IgnoredAmbience / yahoo-group-archiver

Scrapes and archives a Yahoo groups email archives, photo galleries and file contents using the non-public API
MIT License
93 stars 46 forks source link

Some calendars return 401 which crashes the archiver #43

Closed d235j closed 4 years ago

d235j commented 4 years ago

I'm having this happen with the Alps group (which is unfortunately private).

IgnoredAmbience commented 4 years ago

PR to fix welcomed :)

d235j commented 4 years ago

Found the problem.

get_calendars() relies on an error request (returning 401 or 403) to obtain the correct wssid parameter.

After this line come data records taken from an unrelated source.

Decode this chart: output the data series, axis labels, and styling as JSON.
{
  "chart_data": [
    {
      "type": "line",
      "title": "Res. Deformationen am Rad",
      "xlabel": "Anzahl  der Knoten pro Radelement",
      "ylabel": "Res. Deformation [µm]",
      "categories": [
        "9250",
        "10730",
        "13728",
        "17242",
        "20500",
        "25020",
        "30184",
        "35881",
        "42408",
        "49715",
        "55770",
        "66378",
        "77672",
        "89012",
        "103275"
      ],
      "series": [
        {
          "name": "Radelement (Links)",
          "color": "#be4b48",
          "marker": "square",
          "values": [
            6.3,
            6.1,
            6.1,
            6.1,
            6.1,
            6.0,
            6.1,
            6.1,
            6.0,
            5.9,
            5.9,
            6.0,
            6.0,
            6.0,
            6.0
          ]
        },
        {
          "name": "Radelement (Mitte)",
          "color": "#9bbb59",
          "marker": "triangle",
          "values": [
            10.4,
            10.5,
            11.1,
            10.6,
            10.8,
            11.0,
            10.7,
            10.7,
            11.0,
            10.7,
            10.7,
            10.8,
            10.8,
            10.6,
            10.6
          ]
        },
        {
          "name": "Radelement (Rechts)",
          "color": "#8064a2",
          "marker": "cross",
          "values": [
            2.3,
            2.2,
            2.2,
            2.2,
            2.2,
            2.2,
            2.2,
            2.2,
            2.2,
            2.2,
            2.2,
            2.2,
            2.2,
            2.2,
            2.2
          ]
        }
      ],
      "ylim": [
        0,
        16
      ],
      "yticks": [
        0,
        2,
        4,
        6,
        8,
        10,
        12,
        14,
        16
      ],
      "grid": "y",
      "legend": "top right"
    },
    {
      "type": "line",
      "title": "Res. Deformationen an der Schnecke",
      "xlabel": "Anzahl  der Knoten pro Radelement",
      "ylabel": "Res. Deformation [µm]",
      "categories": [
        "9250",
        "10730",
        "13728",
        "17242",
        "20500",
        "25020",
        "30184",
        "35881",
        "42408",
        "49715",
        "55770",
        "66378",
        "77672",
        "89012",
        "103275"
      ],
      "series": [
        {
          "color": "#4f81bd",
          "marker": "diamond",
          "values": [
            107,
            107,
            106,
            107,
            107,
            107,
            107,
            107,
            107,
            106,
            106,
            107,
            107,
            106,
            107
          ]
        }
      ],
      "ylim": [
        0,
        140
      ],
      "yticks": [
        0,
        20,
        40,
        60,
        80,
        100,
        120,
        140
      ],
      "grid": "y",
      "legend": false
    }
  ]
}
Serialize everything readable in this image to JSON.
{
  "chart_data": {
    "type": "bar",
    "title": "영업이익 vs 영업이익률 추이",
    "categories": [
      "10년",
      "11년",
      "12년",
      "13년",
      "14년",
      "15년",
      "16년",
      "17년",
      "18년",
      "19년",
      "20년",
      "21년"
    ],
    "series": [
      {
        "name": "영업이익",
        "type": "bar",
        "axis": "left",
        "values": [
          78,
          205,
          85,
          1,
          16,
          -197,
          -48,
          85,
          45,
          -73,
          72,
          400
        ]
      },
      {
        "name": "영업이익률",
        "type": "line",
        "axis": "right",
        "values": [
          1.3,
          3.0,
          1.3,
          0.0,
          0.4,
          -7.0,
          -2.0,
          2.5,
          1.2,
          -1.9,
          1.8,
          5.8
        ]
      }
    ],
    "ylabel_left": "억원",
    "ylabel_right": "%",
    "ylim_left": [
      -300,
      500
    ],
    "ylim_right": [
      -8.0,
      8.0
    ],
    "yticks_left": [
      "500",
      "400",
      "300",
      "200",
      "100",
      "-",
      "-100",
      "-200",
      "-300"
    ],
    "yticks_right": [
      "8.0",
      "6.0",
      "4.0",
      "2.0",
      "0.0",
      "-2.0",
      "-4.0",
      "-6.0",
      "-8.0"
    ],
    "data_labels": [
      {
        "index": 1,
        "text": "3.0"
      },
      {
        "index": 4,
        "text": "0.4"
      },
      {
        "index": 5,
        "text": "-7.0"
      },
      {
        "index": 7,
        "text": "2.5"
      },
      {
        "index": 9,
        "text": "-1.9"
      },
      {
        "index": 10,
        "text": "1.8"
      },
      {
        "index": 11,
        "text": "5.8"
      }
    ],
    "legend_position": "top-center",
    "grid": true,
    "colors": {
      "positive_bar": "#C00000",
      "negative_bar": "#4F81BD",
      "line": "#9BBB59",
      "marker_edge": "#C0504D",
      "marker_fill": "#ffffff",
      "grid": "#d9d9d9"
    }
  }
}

https://github.com/IgnoredAmbience/yahoo-group-archiver/commit/70cc682996e6206869e7192cb8590b557ff47746 changed get_file() to download_file() which doesn't handle the wssid properly — see https://github.com/IgnoredAmbience/yahoo-group-archiver/blob/d0644995977b808969e6e0c7b44a0fe780273bac/yahoo.py#L372 . I can PR soon.

IgnoredAmbience commented 4 years ago

Ah, I hadn't realised what was going on there when I merged that change. Just reintroducing the error-friendly version of the get_file should do.

d235j commented 4 years ago

@IgnoredAmbience what are your thoughts on making download_file return the content even when there is an error that doesn't go away on retry, so that it can be stored? (Or is that unnecessary as we're storing that in warc?)

IgnoredAmbience commented 4 years ago

The raised exception from requests should have the response and request objects available on it to query. It should be possible to do this from an exception handler when we're to expect a failure.